Além do mais, o sexto parágrado (“Como se sabe – se desculpa e se perdoa –, os números, os nomes, os rostos costumam ser os primeiros a se atirar do navio ou a saltar da plataforma durante o naufrágio dessa memória sempre a ponto de ser aniquilada sobre os trilhos do passado.”) é de uma pobreza atroz. Se o resto do livro é ainda pior…. putz melhor correr.
Renato, está certo que o mundo é vário, mas tem limite. Ver Melville nesse início do Fresán só pode ser brincadeira.

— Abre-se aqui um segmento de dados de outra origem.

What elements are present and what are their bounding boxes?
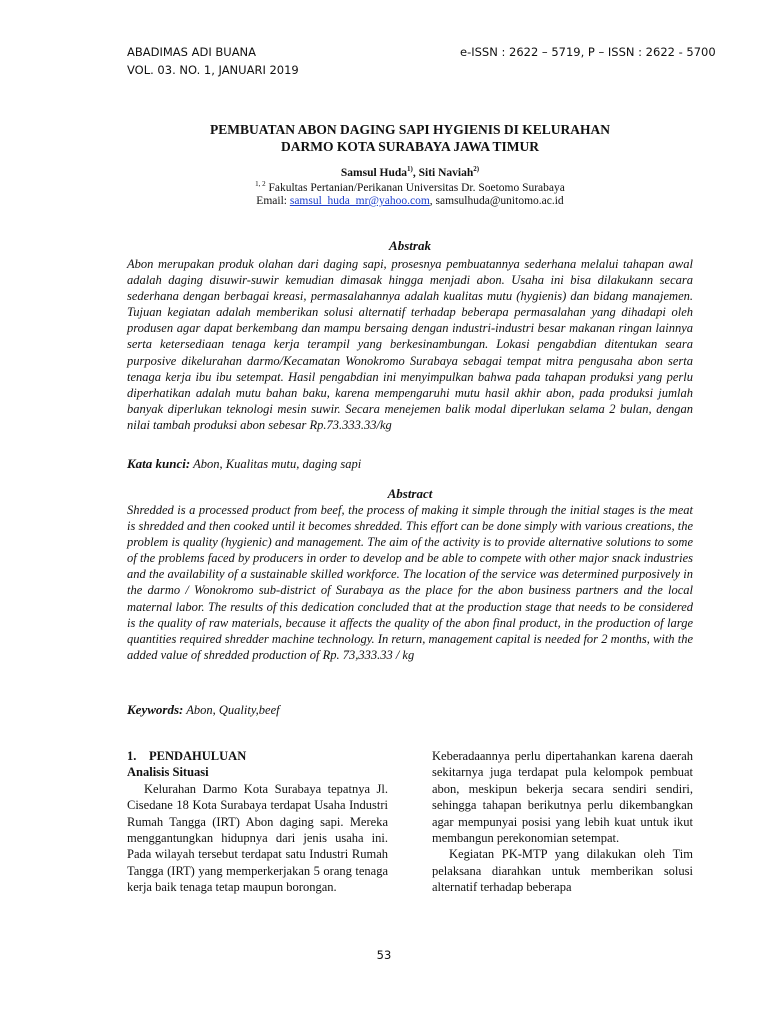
author-1: Samsul Huda <box>340 166 408 179</box>
abstrak-text: Abon merupakan produk olahan dari daging sapi, prosesnya pembuatannya sederhana melalui tahapan awal adalah daging disuwir-suwir kemudian dimasak hingga menjadi abon. Usaha ini bisa dilakukann secara sederhana dengan berbagai kreasi, permasalahannya adalah kualitas mutu (hygienis) dan bidang manajemen. Tujuan kegiatan adalah memberikan solusi alternatif terhadap beberapa permasalahan yang dihadapi oleh produsen agar dapat berkembang dan mampu bersaing dengan industri-industri besar makanan ringan lainnya serta ketersediaan tenaga kerja terampil yang berkesinambungan. Lokasi pengabdian ditentukan seara purposive dikelurahan darmo/Kecamatan Wonokromo Surabaya sebagai tempat mitra pengusaha abon serta tenaga kerja ibu ibu setempat. Hasil pengabdian ini menyimpulkan bahwa pada tahapan produksi yang perlu diperhatikan adalah mutu bahan baku, karena mempengaruhi mutu hasil akhir abon, pada produksi jumlah banyak diperlukan teknologi mesin suwir. Secara menejemen balik modal diperlukan selama 2 bulan, dengan nilai tambah produksi abon sebesar Rp.73.333.33/kg <box>127 257 693 432</box>
journal-issn: e-ISSN : 2622 – 5719, P – ISSN : 2622 - 5700 <box>460 45 716 59</box>
kata-kunci-text: Abon, Kualitas mutu, daging sapi <box>190 457 362 471</box>
email-label: Email: <box>256 195 290 207</box>
subsection-heading: Analisis Situasi <box>127 765 209 780</box>
affiliation-sup: 1, 2 <box>255 180 266 188</box>
journal-name: ABADIMAS ADI BUANA <box>127 45 257 59</box>
paragraph: Kelurahan Darmo Kota Surabaya tepatnya Jl. Cisedane 18 Kota Surabaya terdapat Usaha Industri Rumah Tangga (IRT) Abon daging sapi. Mereka menggantungkan hidupnya dari jenis usaha ini. Pada wilayah tersebut terdapat satu Industri Rumah Tangga (IRT) yang memperkerjakan 5 orang tenaga kerja baik tenaga tetap maupun borongan. <box>127 781 388 895</box>
kata-kunci <box>127 456 693 472</box>
affiliation-text: Fakultas Pertanian/Perikanan Universitas Dr. Soetomo Surabaya <box>265 181 565 194</box>
affiliation <box>127 180 693 194</box>
keywords-text: Abon, Quality,beef <box>183 703 280 717</box>
author-1-sup: 1) <box>407 165 413 173</box>
author-2-sup: 2) <box>473 165 480 173</box>
paper-title <box>127 121 693 155</box>
body-column-left <box>127 748 388 896</box>
email-rest: , samsulhuda@unitomo.ac.id <box>429 195 564 207</box>
body-column-right <box>432 748 693 896</box>
journal-volume: VOL. 03. NO. 1, JANUARI 2019 <box>127 63 299 77</box>
page-number: 53 <box>376 948 392 962</box>
email-line <box>127 195 693 207</box>
keywords-label: Keywords: <box>127 702 184 717</box>
keywords <box>127 702 693 718</box>
author-sep: , <box>412 166 419 179</box>
paragraph: Kegiatan PK-MTP yang dilakukan oleh Tim pelaksana diarahkan untuk memberikan solusi alternatif terhadap beberapa <box>432 847 693 895</box>
section-heading <box>127 748 388 764</box>
paragraph: Keberadaannya perlu dipertahankan karena daerah sekitarnya juga terdapat pula kelompok pembuat abon, meskipun bekerja secara sendiri sendiri, sehingga tahapan berikutnya perlu dikembangkan agar mempunyai posisi yang lebih kuat untuk ikut membangun perekonomian setempat. <box>432 749 693 846</box>
abstrak-heading: Abstrak <box>389 238 431 253</box>
kata-kunci-label: Kata kunci: <box>127 456 191 471</box>
authors <box>127 165 693 179</box>
title-line-1: PEMBUATAN ABON DAGING SAPI HYGIENIS DI KELURAHAN <box>209 122 611 137</box>
section-number: 1. <box>127 749 137 763</box>
email-link[interactable]: samsul_huda_mr@yahoo.com <box>289 195 430 207</box>
title-line-2: DARMO KOTA SURABAYA JAWA TIMUR <box>280 139 540 154</box>
abstract-heading: Abstract <box>387 486 433 501</box>
section-title: PENDAHULUAN <box>149 749 247 763</box>
abstract-text: Shredded is a processed product from beef, the process of making it simple through the initial stages is the meat is shredded and then cooked until it becomes shredded. This effort can be done simply with various creations, the problem is quality (hygienic) and management. The aim of the activity is to provide alternative solutions to some of the problems faced by producers in order to develop and be able to compete with other major snack industries and the availability of a sustainable skilled workforce. The location of the service was determined purposively in the darmo / Wonokromo sub-district of Surabaya as the place for the abon business partners and the local maternal labor. The results of this dedication concluded that at the production stage that needs to be considered is the quality of raw materials, because it affects the quality of the abon final product, in the production of large quantities required shredder machine technology. In return, management capital is needed for 2 months, with the added value of shredded production of Rp. 73,333.33 / kg <box>127 503 693 662</box>
author-2: Siti Naviah <box>418 166 474 179</box>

Também não “vi” Melville. Aliás, o Sérgio postou um texto, tempo atrás, sobre a tradução da primeira frase do Moby Dick. Muito bom. 🙂
Estou há tempos LOUCO pra ler esse livro! Mas agora é que não dá: acabo de gastar meus últimos centavos comprando o Putas assassinas do Roberto Bolãno, o Kafka à beira-mar do Haruki Murakami e o A República 3000 do Menotti del Picchia…
Alguém aí quer fazer um programinha? É baratinho… Aceito pagamento em livros. Rsrsrsrs.
Tibor,
Deixa de ser mentiroso. Tem vergonha não, Pinóquio? Seu interesse não é no Peter Pan. É na Wendy ou na Sininho. Pensa que não sei? rsrsrsrs.
Apesar do parágrafo que começa com: “Como se sabe…”. O resto do começo é interessante. Não me parece essa desgraça toda que a maioria aqui está achando. Embora eu não me interesse nem por suicídio nem por Peter Pan, se calhar eu acabo lendo o resto do livro para ter uma opinião mais fundamentada.
Jogando a merda no ventilador:
O problema é que todo mundo aqui é especialista em literatura e todo mundo faria uma obra muito, muitíssimo melhor que a desse merdinha argentino que se meteu a dizer que é escritor só porque escreveu um livro.
É ou não é, pessoal?
Sérgio,
Tu foi autopreventivo ao dizer que tá cansado do papo da surra dos argentinos nos brazucas, né?
Tá certo, eu sei que chateia e incomoda.
A verdade às vezes dói.
Cezar:
Que indelicadeza. O Sérgio Rodrigues não é, absolutamente, um mau escritor. O homem que matou o escritor é, na verdade, muito bom. Sobre o Flowerville, nada posso dizer. Continuo esperando que o Extra, a Sendas ou as Lojas Americanas o recebam a R$9,90. Deus há de, um dia. É só a gente ter paciência.
A não ser que você estivesse dizendo que ele foi “autopreservativo” preservando os escritores brasileiros e não a si próprio. Nesse caso, você tem inteira razão. Atualmente não há mais do que seis grandes escritores brasileiros escrevendo e publicando. Para um país do tamanho do Brasil, é um tanto quanto… como é mesmo a palavra?… vergonhoso.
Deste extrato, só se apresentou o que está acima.